2010
What’s the Deal With: Django Template Indentation
I like my source code to look good (if at all possible). Django definitely helps with this but you are essentially in a 0 sum game. You make your template code look good or your output HTML source look good, not both it seems.
OK, so in the docs you will first of all come across something like this:
{% for o in some_list %}
<li class="{% cycle 'row1' 'row2' %}">
...
</li>
{% endfor %}
The template tags start with 0 indentation, in other words at the current level of indentation. Everything inside of those tags are then indented by one level, and normal HTML indentation practices resume.

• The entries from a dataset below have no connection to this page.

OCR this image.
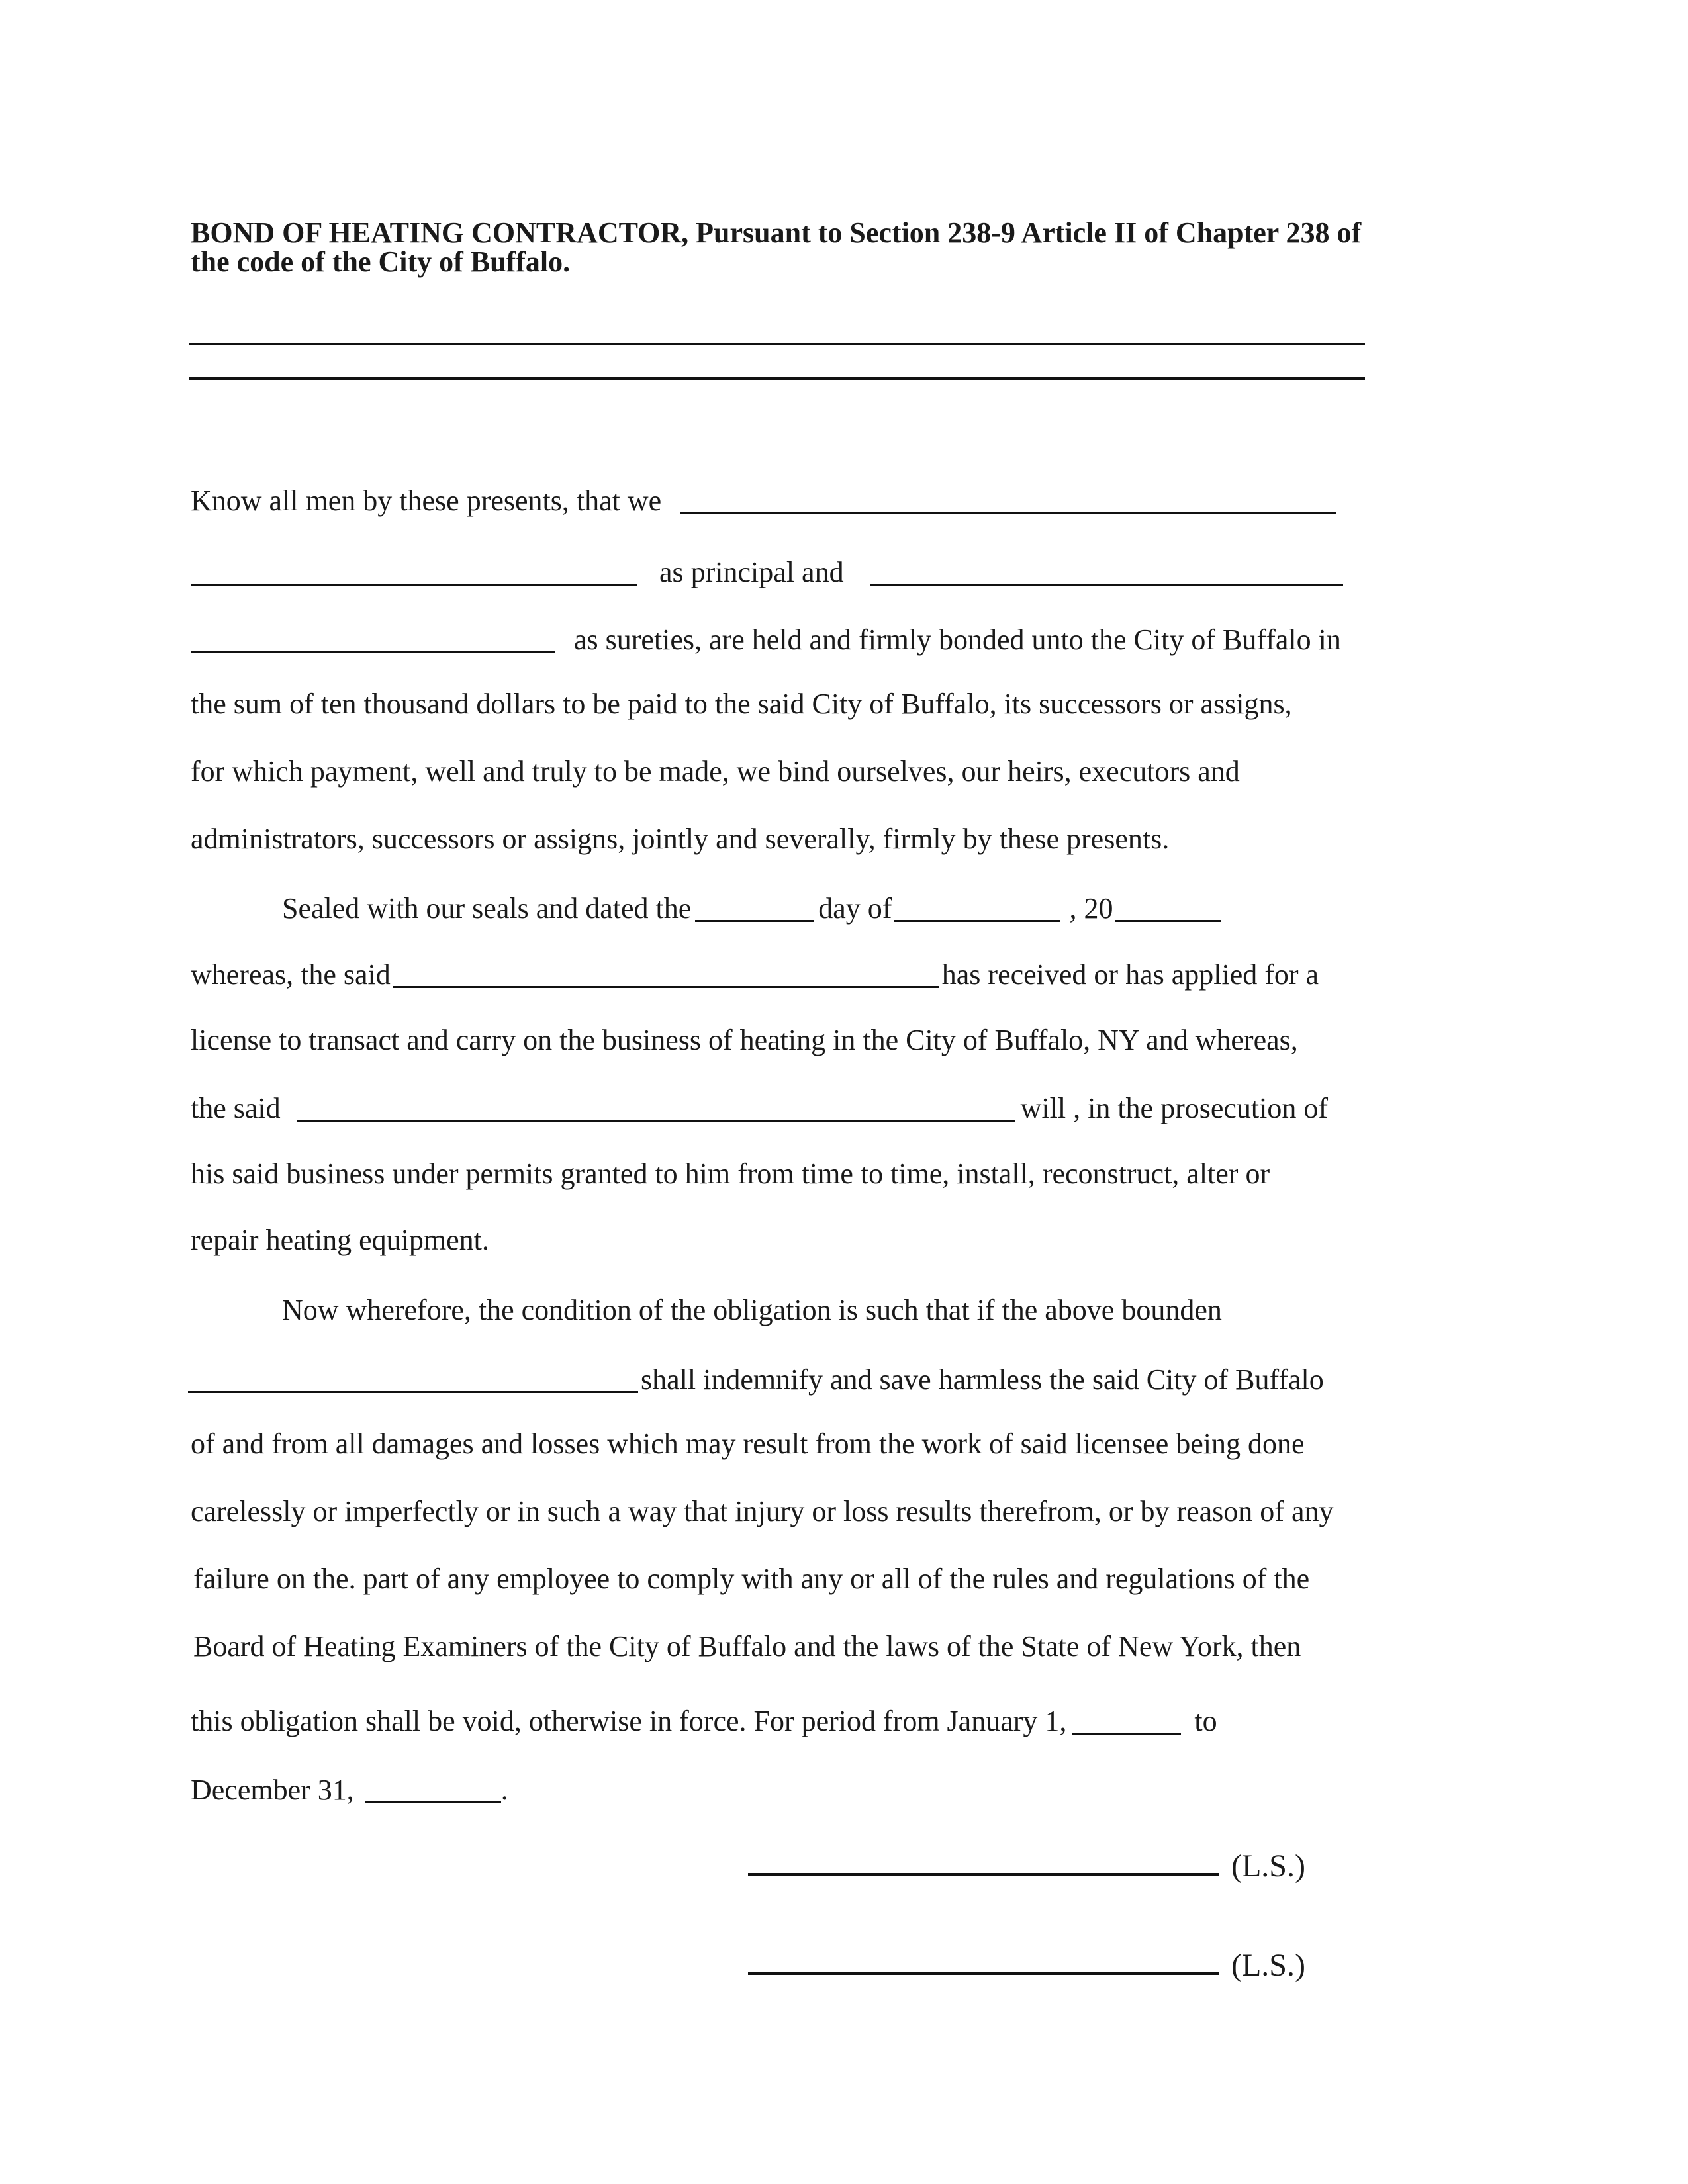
BOND OF HEATING CONTRACTOR, Pursuant to Section 238-9 Article II of Chapter 238 of
the code of the City of Buffalo.
Know all men by these presents, that we
as principal and
as sureties, are held and firmly bonded unto the City of Buffalo in
the sum of ten thousand dollars to be paid to the said City of Buffalo, its successors or assigns,
for which payment, well and truly to be made, we bind ourselves, our heirs, executors and
administrators, successors or assigns, jointly and severally, firmly by these presents.
Sealed with our seals and dated the	day of	, 20
whereas, the said	has received or has applied for a
license to transact and carry on the business of heating in the City of Buffalo, NY and whereas,
the said	will , in the prosecution of
his said business under permits granted to him from time to time, install, reconstruct, alter or
repair heating equipment.
Now wherefore, the condition of the obligation is such that if the above bounden
shall indemnify and save harmless the said City of Buffalo
of and from all damages and losses which may result from the work of said licensee being done
carelessly or imperfectly or in such a way that injury or loss results therefrom, or by reason of any
failure on the. part of any employee to comply with any or all of the rules and regulations of the
Board of Heating Examiners of the City of Buffalo and the laws of the State of New York, then
this obligation shall be void, otherwise in force. For period from January 1,	to
December 31,	.
(L.S.)
(L.S.)
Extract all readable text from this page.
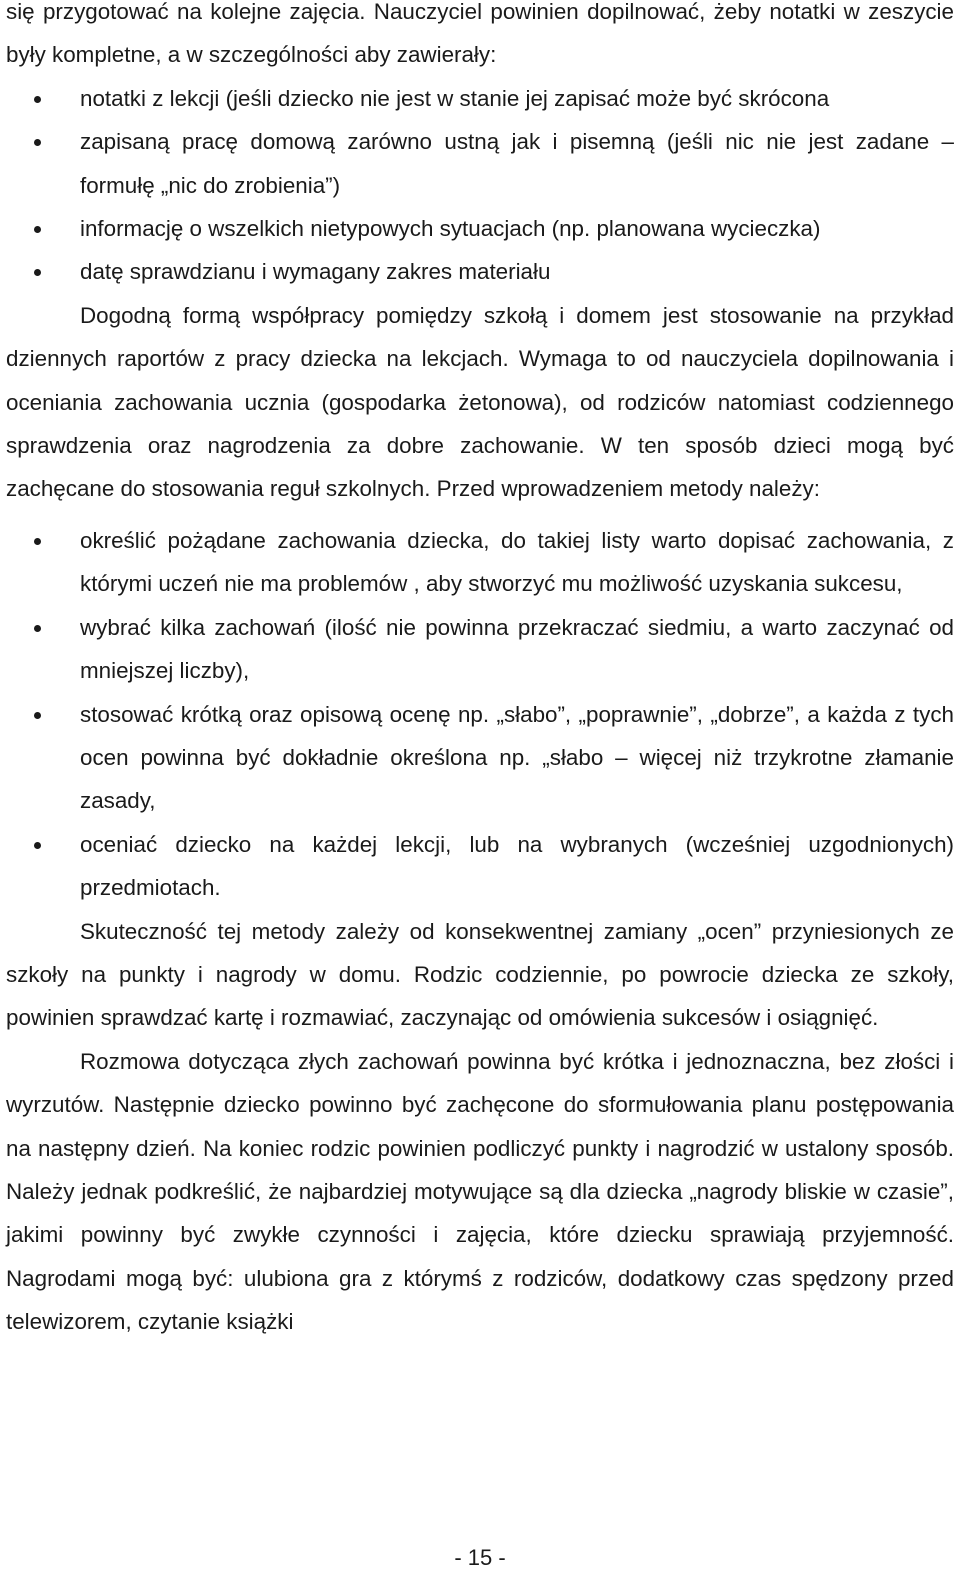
się przygotować na kolejne zajęcia. Nauczyciel powinien dopilnować, żeby notatki w zeszycie były kompletne, a w szczególności aby zawierały:

notatki z lekcji (jeśli dziecko nie jest w stanie jej zapisać może być skrócona
zapisaną pracę domową zarówno ustną jak i pisemną (jeśli nic nie jest zadane – formułę „nic do zrobienia”)
informację o wszelkich nietypowych sytuacjach (np. planowana wycieczka)
datę sprawdzianu i wymagany zakres materiału

Dogodną formą współpracy pomiędzy szkołą i domem jest stosowanie na przykład dziennych raportów z pracy dziecka na lekcjach. Wymaga to od nauczyciela dopilnowania i oceniania zachowania ucznia (gospodarka żetonowa), od rodziców natomiast codziennego sprawdzenia oraz nagrodzenia za dobre zachowanie. W ten sposób dzieci mogą być zachęcane do stosowania reguł szkolnych. Przed wprowadzeniem metody należy:

określić pożądane zachowania dziecka, do takiej listy warto dopisać zachowania, z którymi uczeń nie ma problemów , aby stworzyć mu możliwość uzyskania sukcesu,
wybrać kilka zachowań (ilość nie powinna przekraczać siedmiu, a warto zaczynać od mniejszej liczby),
stosować krótką oraz opisową ocenę np. „słabo”, „poprawnie”, „dobrze”, a każda z tych ocen powinna być dokładnie określona np. „słabo – więcej niż trzykrotne złamanie zasady,
oceniać dziecko na każdej lekcji, lub na wybranych (wcześniej uzgodnionych) przedmiotach.

Skuteczność tej metody zależy od konsekwentnej zamiany „ocen” przyniesionych ze szkoły na punkty i nagrody w domu. Rodzic codziennie, po powrocie dziecka ze szkoły, powinien sprawdzać kartę i rozmawiać, zaczynając od omówienia sukcesów i osiągnięć.

Rozmowa dotycząca złych zachowań powinna być krótka i jednoznaczna, bez złości i wyrzutów. Następnie dziecko powinno być zachęcone do sformułowania planu postępowania na następny dzień. Na koniec rodzic powinien podliczyć punkty i nagrodzić w ustalony sposób. Należy jednak podkreślić, że najbardziej motywujące są dla dziecka „nagrody bliskie w czasie”, jakimi powinny być zwykłe czynności i zajęcia, które dziecku sprawiają przyjemność. Nagrodami mogą być: ulubiona gra z którymś z rodziców, dodatkowy czas spędzony przed telewizorem, czytanie książki

- 15 -
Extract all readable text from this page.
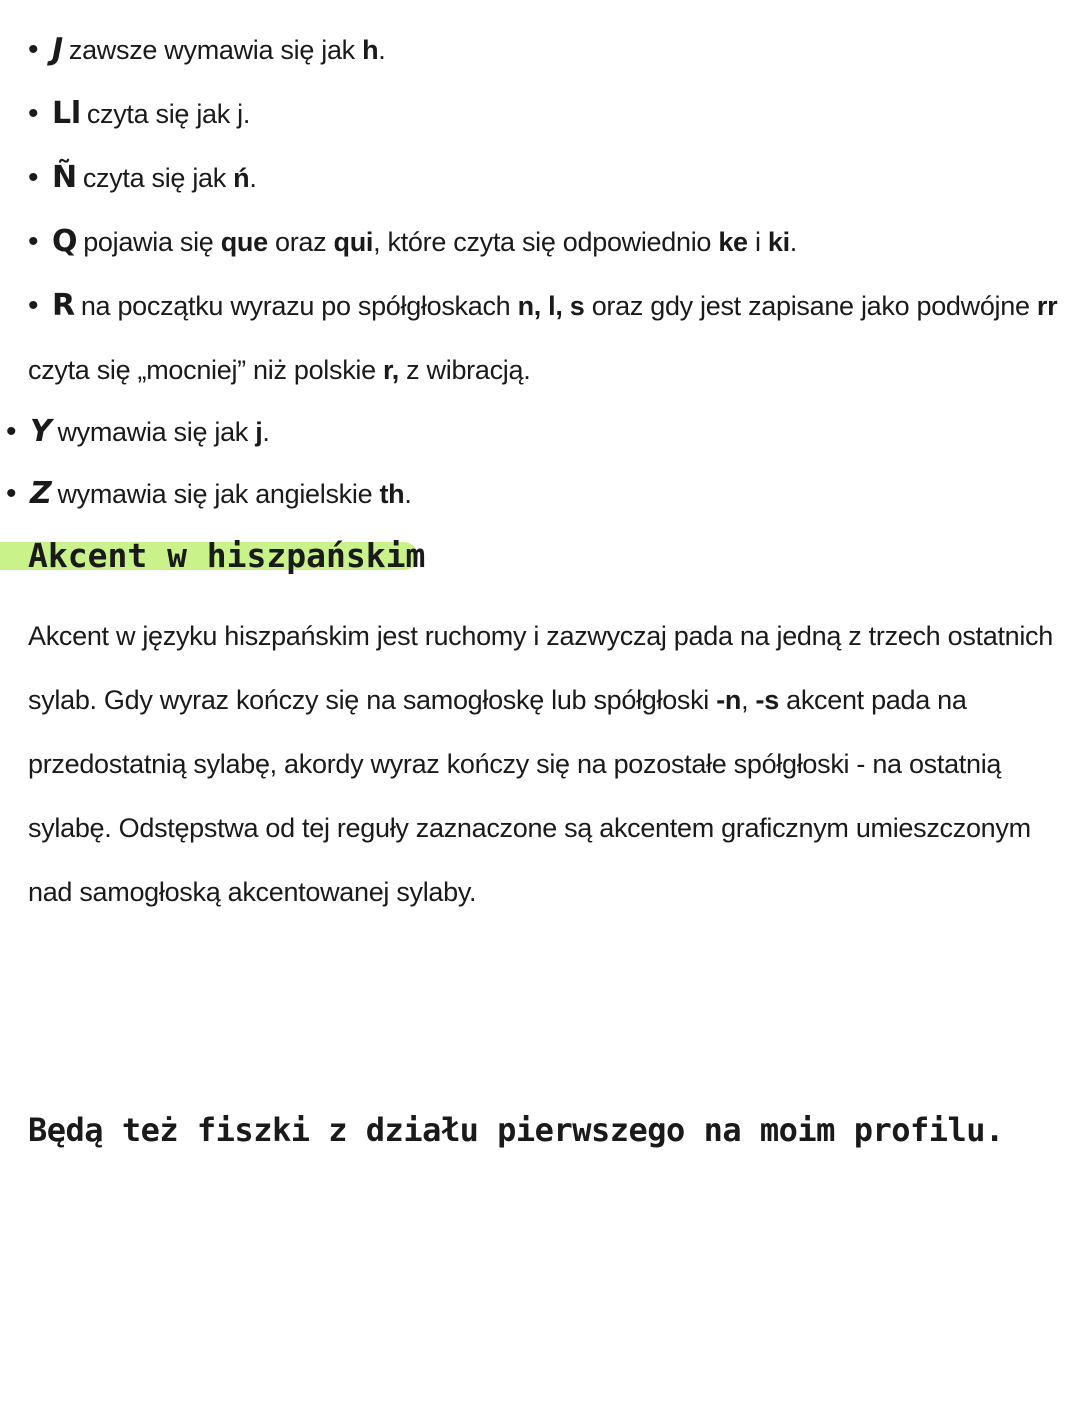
• J zawsze wymawia się jak h.
• Ll czyta się jak j.
• Ñ czyta się jak ń.
• Q pojawia się que oraz qui, które czyta się odpowiednio ke i ki.
• R na początku wyrazu po spółgłoskach n, l, s oraz gdy jest zapisane jako podwójne rr
czyta się „mocniej” niż polskie r, z wibracją.
• Y wymawia się jak j.
• Z wymawia się jak angielskie th.
Akcent w hiszpańskim
Akcent w języku hiszpańskim jest ruchomy i zazwyczaj pada na jedną z trzech ostatnich sylab. Gdy wyraz kończy się na samogłoskę lub spółgłoski -n, -s akcent pada na przedostatnią sylabę, akordy wyraz kończy się na pozostałe spółgłoski - na ostatnią sylabę. Odstępstwa od tej reguły zaznaczone są akcentem graficznym umieszczonym nad samogłoską akcentowanej sylaby.
Będą też fiszki z działu pierwszego na moim profilu.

But then, as soon as you find template tags within HTML in the docs they start to ignore HTML indentation:
<ul>
{% for athlete in athlete_list %}
<li>{{ athlete.name }}</li>
{% endfor %}
</ul>
Every natural instinct makes me want to write:
<ul>
{% for athlete in athlete_list %}
<li>{{ athlete.name }}</li>
{% endfor %}
</ul>
So what is the deal here? I understand that the output HTML will have two levels of indentation between the ul and the li elements:
<ul>
<li>Marcus</li>
<li>Chris</li>
<li>Rob</li>
</ul>
But if we really cared about that we would not indent anything inside a template tag which had 0 indentation already.
No One Does It
I have never seen a good solution to creating dynamic pages with nice looking source code, how hard would it be to add a layer in the template building phase to remove traces of the existence of template tags?
Say for example removing a level of indentation when a nested template tag is used, or removing newlines when a whole bunch of template tags are encountered in a contiguous block.
Ah well. I guess dynamic websites will just be plagued with weird looking source code for ever.